When open is true, the input mounts with React's native autoFocus attribute. The component is also used by the landing page's searchWrapper.tsx without autoFocus, so the prop defaults to false.

Keyboard Navigation

The input handles three keys:

KeyBehavior
Move highlight down, clamped to last result
Move highlight up, clamped to first result
Select the highlighted result; falls back to first result if missing

State:

const [highlightedIndex, setHighlightedIndex] = useState(0);

useEffect(() => {
setHighlightedIndex(0);
}, [getAutocomplete.predictionResults]);

The reset effect keeps the highlight at index 0 whenever a fresh set of results arrives (typing a new query).

Double-Highlight Fix

NameSearch uses cmdk's <Command> for the dropdown. cmdk has its own internal "selected" state driven by hover, which it surfaces via data-[selected=true]:bg-accent on <CommandItem> (defined in src/components/ui/command.tsx).

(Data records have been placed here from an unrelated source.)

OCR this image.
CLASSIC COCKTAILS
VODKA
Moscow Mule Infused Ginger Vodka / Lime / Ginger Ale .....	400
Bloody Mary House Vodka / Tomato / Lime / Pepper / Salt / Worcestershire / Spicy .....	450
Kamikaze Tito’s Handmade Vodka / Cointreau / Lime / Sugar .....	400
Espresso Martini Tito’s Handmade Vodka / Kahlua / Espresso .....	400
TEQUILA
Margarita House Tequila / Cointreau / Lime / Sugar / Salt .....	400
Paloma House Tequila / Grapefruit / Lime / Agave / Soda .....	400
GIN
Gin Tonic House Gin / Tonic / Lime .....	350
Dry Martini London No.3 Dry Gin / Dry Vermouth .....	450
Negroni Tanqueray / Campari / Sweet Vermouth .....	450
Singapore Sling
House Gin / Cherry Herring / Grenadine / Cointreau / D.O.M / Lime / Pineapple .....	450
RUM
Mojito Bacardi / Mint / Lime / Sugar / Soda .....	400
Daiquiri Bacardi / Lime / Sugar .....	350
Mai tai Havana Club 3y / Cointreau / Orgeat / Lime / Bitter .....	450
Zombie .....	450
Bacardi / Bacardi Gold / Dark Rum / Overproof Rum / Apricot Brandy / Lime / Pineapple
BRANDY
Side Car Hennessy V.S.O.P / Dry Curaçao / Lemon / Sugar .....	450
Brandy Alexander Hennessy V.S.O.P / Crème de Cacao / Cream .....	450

If we tracked our own arrow-key highlight separately, hover and arrow-keys could disagree — two items would visually highlight at once. To prevent this, <Command> is controlled:

<Command
value={results[highlightedIndex]?.place_id ?? ''}
onValueChange={(v) => {
const i = results.findIndex((r) => r.place_id === v);
if (i >= 0) setHighlightedIndex(i);
}}
shouldFilter={false}
>

cmdk's selection now mirrors our highlightedIndex exactly. Hover updates value via onValueChange (so the arrow-key state follows the mouse); arrow keys update highlightedIndex (so cmdk's selection follows the keyboard). Only one item is ever highlighted.

shouldFilter={false} is set because filtering happens server-side (Google Places autocomplete) — cmdk should display whatever rows we hand it, in order.

Adjacent Operations

  • Filter persistenceExploreSearch writes filter selections through SearchProvider (src/components/providers/search-provider.tsx), which syncs to URL search params. Reloading /map?categories=…&acsAttrs=…&location=… restores the same filter state.
  • Place creation on selectionNameSearch.handlePlaceSelect() calls ensurePlaceExists(placeId) (src/components/search/place-operations.tsx), which upserts a places row from Google Place data so the app has a stable internal id to navigate to.
  • Map recentre — when a place is selected, map.setCenter(...) recentres the Google Map, and mapPlacesCtx.setReloadPlaces(true) triggers a refetch of the places-in-view query.
  • Loading overlayuseLoadingOverlay() shows a full-screen "Going to {name}…" overlay while ensurePlaceExists is in flight, hiding it on success or error.